George Ambrose Burton

George Ambrose Burton, Fifth Bishop of Clifton, 1902 to 1931

The future Bishop was born at Kingston-on-Hull on 28 April 1852. After education at Ratcliffe College, he taught at there until 1884. Then, at the age of 32, he went to Rome to study at the Venerable English College. He was ordained at St John Lateran in 1890 and in the same year gained his doctorate. He returned to England for two years serving as a curate at St Mary's Cathedral, Newcastle-on-Tyne. He was then appointed to the church of St Bede in South Shields, where he served, at first as a curate and later as parish priest, until 1902, when he was appointed Bishop of Clifton. He was consecrated at the Pro-Cathedral on 1 May 1902.

The finances of Prior Park College, which the diocese had taken over from the Christian Brothers in 1903, soon began to cause the Bishop serious problems and he had no alternative but to close the College again at Easter 1904. Following the closure of the college where the Bishop had been living, Bishop Burton took the present residence of the Bishops of Clifton, St Ambrose, in Leigh Woods, Bristol.

The outbreak of war in 1914 brought many problems for the diocese and its Bishop. The influx of Belgian refugees and the vast army camps established around Salisbury Plain caused serious difficulties in the provision of chaplains and Mass centres.

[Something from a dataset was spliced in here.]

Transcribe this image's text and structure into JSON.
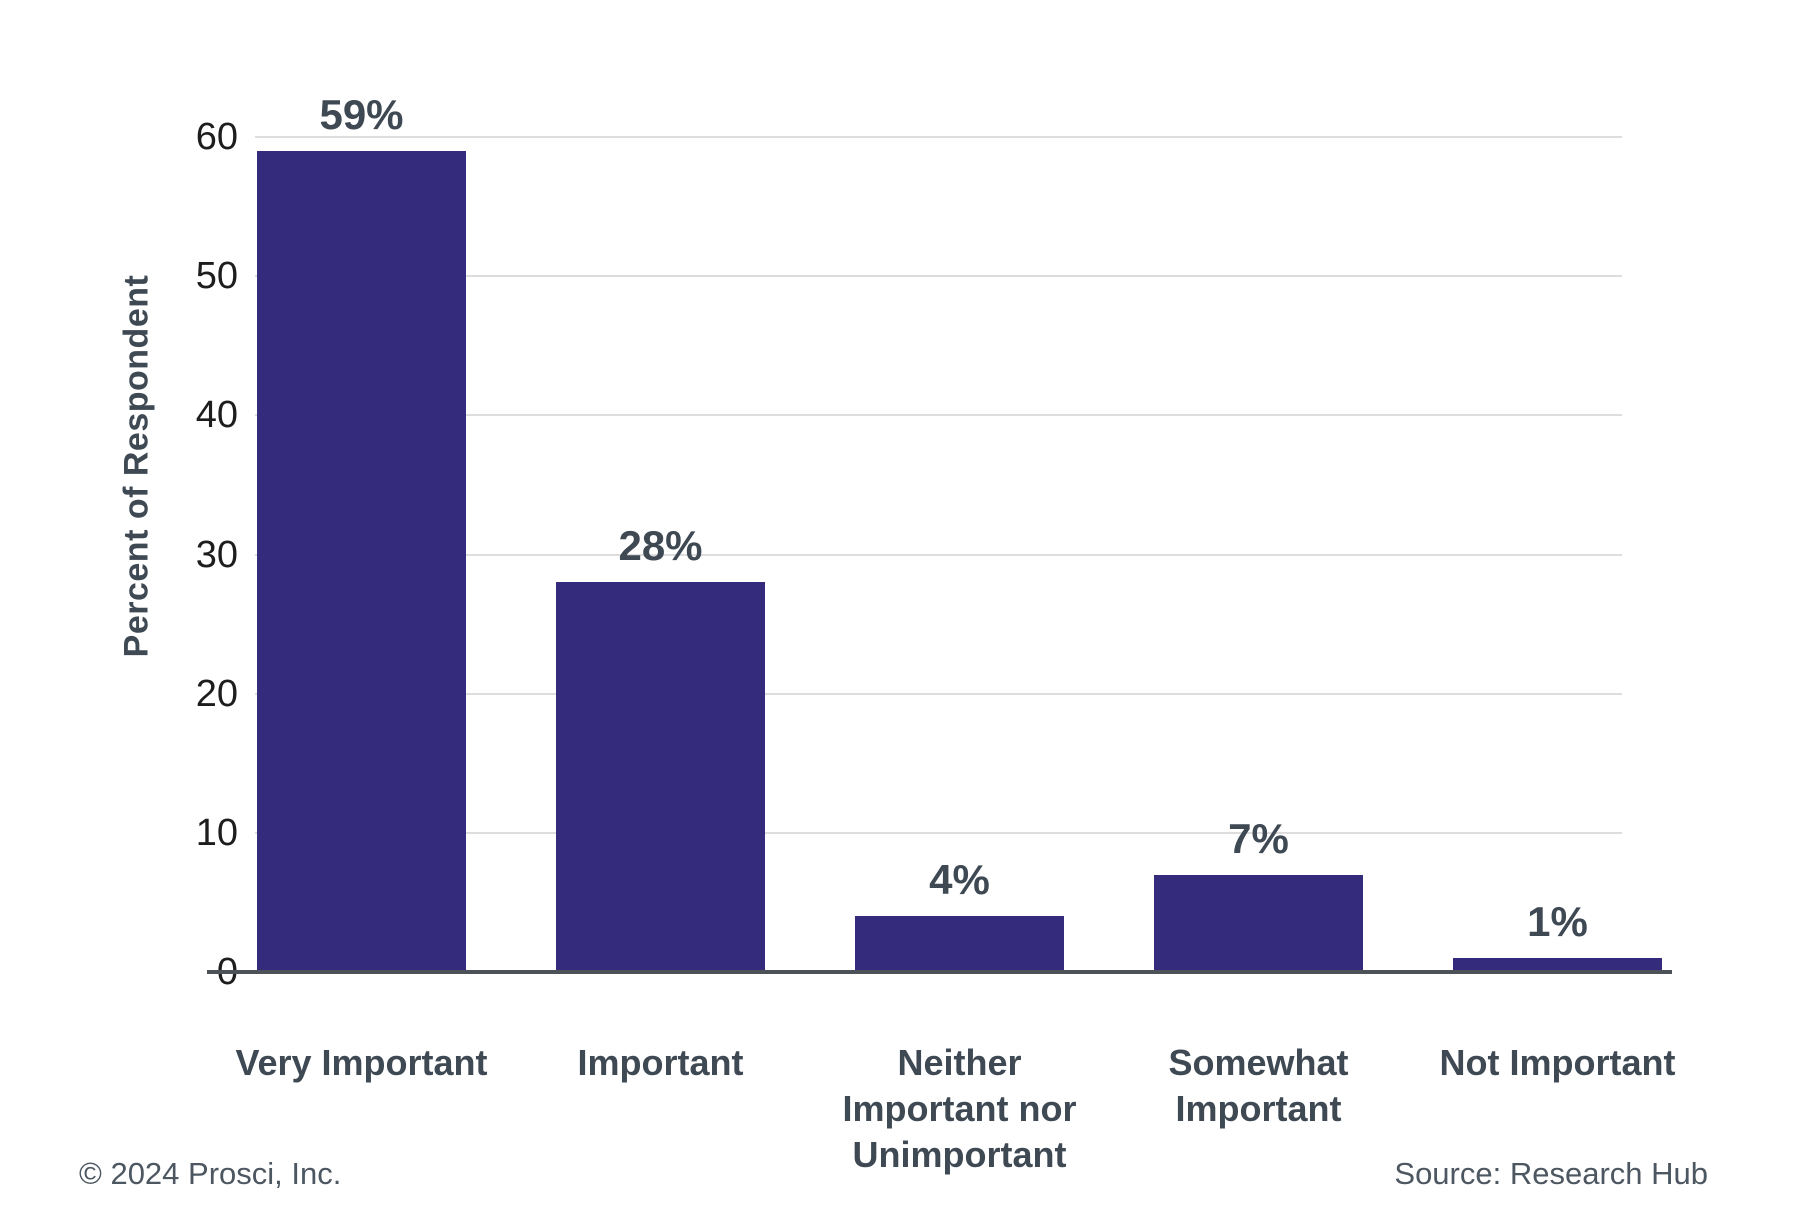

But the Bishop's pastoral letters of the war years were particularly inspiring and were often quoted in the local press.

After the Armistice, there were further troubles for the Bishop. The large numbers of Irish Catholics in the diocese seemed divided on the political difficulties of that country. Unemployment, too, was a problem and the Bishop earned the admiration of many by addressing mass meetings of the unemployed in Bristol.

The Bishop took great pleasure in the church building programme which took place around the diocese in the 1920's. In addition, he improved the Pro-Cathedral by installing the new High Altar and several new stained-glass windows. Towards the end of the decade the Bishop's health began to fail and his secretary, Monsignor (later Bishop) Lee, deputised for him at many ceremonies during his last years. Bishop Burton died on the evening of Sunday 8 February 1931.